December 9, 2008

Grading the staff

So Obama's picked a centrist cabinet? With a couple of 'minor' exceptions, I beg to differ. Here's a quick synopsis for those keeping score.

State Department: Hillary Clinton. American Conservative Union lifetime score - 7.71. Obama's score was 7.61, yep she's far right of him. She's drag him back to that center line right quick.

Commerce Department: Bill Richardson. Very liberal record of voting and ideas is on display here, and here. Environmentalists' choice. This is a scary bad choice for Commerce.

Homeland Security: Janet Napolitano. Amnesty supporter for Homeland Security? The hits just keep on coming.

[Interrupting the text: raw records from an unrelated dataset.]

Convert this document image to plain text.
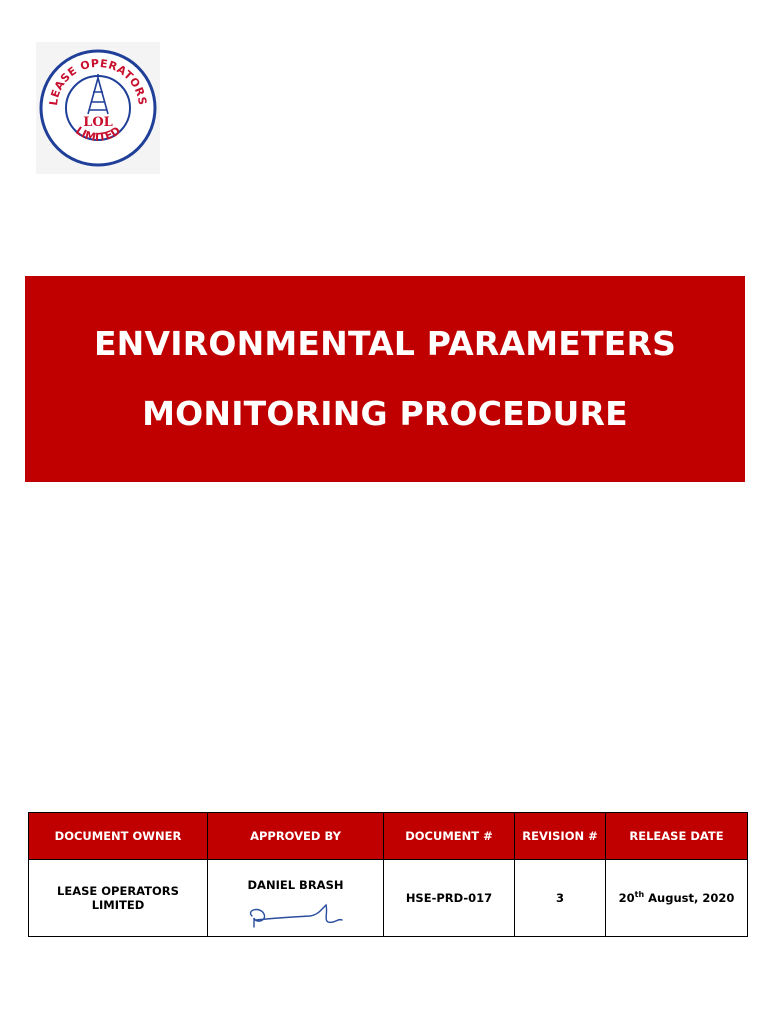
LEASE OPERATORS
LIMITED
LOL
ENVIRONMENTAL PARAMETERS
MONITORING PROCEDURE
DOCUMENT OWNER	APPROVED BY	DOCUMENT #	REVISION #	RELEASE DATE
LEASE OPERATORS LIMITED	DANIEL BRASH	HSE-PRD-017	3	20th August, 2020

Justice Department: Eric Holder. Had Atta survived the 9/11 attack we shouldn't regard him as a POW? Well, I guess he'd want to try him over at Justice. Right. I wonder what he would have done if he'd captured Rudolph Hess.

Treasury Department: Timothy Geithner. Supposedly the most moderate, but with a somewhat thin resume and it's argued, more of the same as Paulson - bailouts, lack of transparency. Well, at least he's supposedly more centrist than everyone else on the list so far.

Defense Department: Robert Gates. Okay, I can live with Gates. But I believe he's there just to serve a purpose for Obama. Obama can play the moderate, consensus-builder card by having Gates and Geithner on board. It also helps with the international visual of continuity.

NSC: Jim Jones. Again, livable but somewhat of an unknown. Probably serving the same purpose as Gates. According to Democracy Arsenal;

He’s a career military guy who wasn’t known during that time for doing much “off
the record” sharing of his views on policy issues — he followed orders,
impressed people enough to keep getting promoted, and either kept his views to
himself or else only shared them with people who are extremely tight-lipped.


UN Ambassador: Susan Rice. Former foreign policy advisor to Michael Dukakis during his 1998 campaign. Good stuff, that. Then there's this disturbing bit from Wikipedia;

In a 2002 op-ed piece in the Washington Post, former Ambassador to Sudan
Timothy Carney and news contributor Mansoor Ijaz implicated Rice and
counter-terrorism czar Richard Clarke in missing an opportunity to neutralize Osama bin Laden while he was still in Sudan. They write that Sudan and Secretary of State Madeleine Albright wre ready to cooperate on intelligence potentially leading to bin Laden, but that Rice and Clarke persuaded National Security Advisor Sandy Berger to overrule Albright.